A convenient quantity of carbonate of soda is added to the sulphide, and the whole mixed with a very little water, and gently warmed. The yellow precipitate is very soon dissolved, and then the whole is evaporated carefully, until it is in a granular, somewhat moist, adhesive state. It is now transferred to a glass tube, open at top and bottom, but the top widened into a funnel; this tube is firmly held perpendicularly on a glass plate, and the prepared sulphide hammered into a compact cylinder by the aid of a glass rod, which just fits the tube. The cylinder is now dried over a flame, until no more moisture is to be detected, and then transferred into a glass tube 4 or 5 inches long, and with one end drawn to a point (the weight of this tube should be first accurately taken).

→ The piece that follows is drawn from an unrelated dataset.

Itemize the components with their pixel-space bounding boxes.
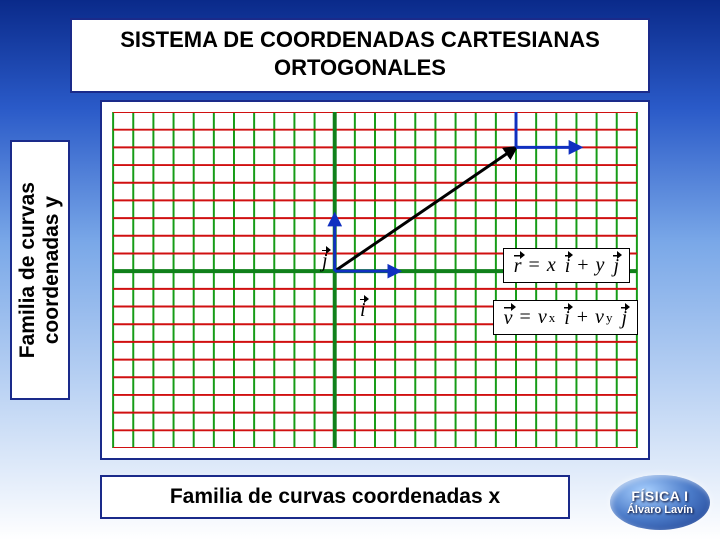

The tube is connected with the following series:—(1) A chloride of calcium tube; (2) a small bottle containing nitrate of silver solution; (3) a hydrogen-generating bottle containing zinc and sulphuric acid. The hydrogen goes through the argentic nitrate solution, leaving behind any sulphur and arsenic it may contain; it is then dried by chloride of calcium, and streams in a pure dry state over the cylinder of prepared sulphide (no error with regard to impurities in the gas is likely to occur; but in rigid inquiries it is advisable to heat a portion of the tube, previous to the insertion of the cylinder, for some time, in order to prove the absence of any external arsenical source); when it is certain that pure hydrogen, unmixed with air, is being evolved, the portion of the tube in which the cylinder rests is heated slowly to redness, and the metallic arsenic sublimes at a little distance from the source of heat. Loss is inevitable if the tube is too short, or the stream of hydrogen too powerful.

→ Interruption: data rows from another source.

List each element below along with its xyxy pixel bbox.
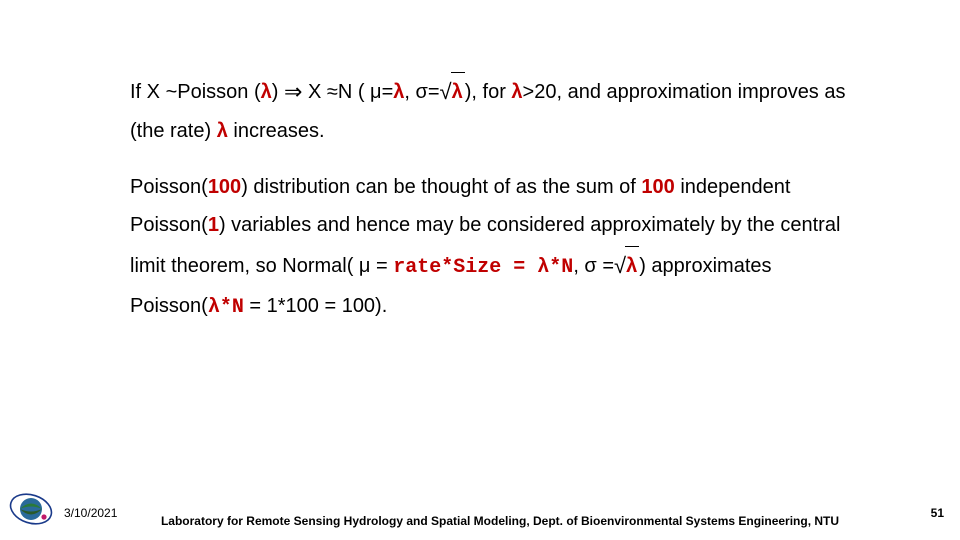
slide-body: If X ~Poisson (λ) ⇒ X ≈N ( μ=λ, σ=√λ), f…	[130, 70, 850, 345]
one: 1	[208, 214, 219, 236]
footer-affiliation: Laboratory for Remote Sensing Hydrology …	[150, 514, 850, 530]
hundred: 100	[641, 176, 674, 198]
hundred: 100	[208, 176, 241, 198]
footer-page-number: 51	[931, 506, 944, 520]
lambda-symbol: λ	[452, 81, 463, 103]
text: ) distribution can be thought of as the …	[241, 176, 641, 198]
text: )	[272, 81, 284, 103]
lambda-n: λ*N	[537, 256, 573, 279]
sqrt-sign: √	[614, 253, 626, 278]
sqrt-radicand: λ	[625, 246, 639, 285]
sqrt-sign: √	[440, 79, 452, 104]
paragraph-1: If X ~Poisson (λ) ⇒ X ≈N ( μ=λ, σ=√λ), f…	[130, 70, 850, 150]
text: ), for	[465, 81, 512, 103]
paragraph-2: Poisson(100) distribution can be thought…	[130, 168, 850, 327]
text: increases.	[228, 120, 325, 142]
text: , σ=	[404, 81, 439, 103]
text: Poisson(	[130, 176, 208, 198]
lab-logo-icon	[8, 486, 54, 532]
lambda-n: λ*N	[208, 296, 244, 319]
text: = 1*100 = 100).	[244, 295, 387, 317]
lambda-symbol: λ	[261, 81, 272, 103]
lambda-symbol: λ	[217, 120, 228, 142]
text: If X ~Poisson (	[130, 81, 261, 103]
lambda-symbol: λ	[393, 81, 404, 103]
sqrt-radicand: λ	[451, 72, 465, 111]
text: X ≈N ( μ=	[302, 81, 393, 103]
lambda-symbol: λ	[511, 81, 522, 103]
text: , σ =	[573, 255, 614, 277]
lambda-symbol: λ	[626, 255, 637, 277]
rate-size-code: rate*Size =	[393, 256, 537, 279]
implies-symbol: ⇒	[284, 79, 302, 104]
slide-footer: 3/10/2021 Laboratory for Remote Sensing …	[0, 488, 960, 534]
footer-date: 3/10/2021	[64, 506, 117, 520]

The tube after the operation is divided, the portion soiled by the soda thoroughly cleansed, and then both parts weighed; the difference between the weight of the empty tube and the tube + arsenic gives the metallic arsenic. This is the process as recommended by Mohr; it may, however, be pointed out that the glass tube itself loses weight when any portion of it is kept red-hot for some little time; and, therefore, unless the crust is required in the original tube, it is better to divide it, carefully weigh the arsenical portion, remove the crust, and then re-weigh. The method is not perfectly accurate. The mirror is not pure metallic arsenic (see [p. 571]), and if the white alkaline residue be examined, arsenic will be detected in it, the reason being that the arsenical sulphide generally contains pentasulphide of arsenic as well as free sulphur. Now the pentasulphide does not give up metallic arsenic when treated as before detailed; nor, indeed, does the trisulphide, if mixed with much sulphur, yield an arsenical crust. It is, therefore, of great moment to free the precipitate as much as possible from sulphur, before attempting the reduction.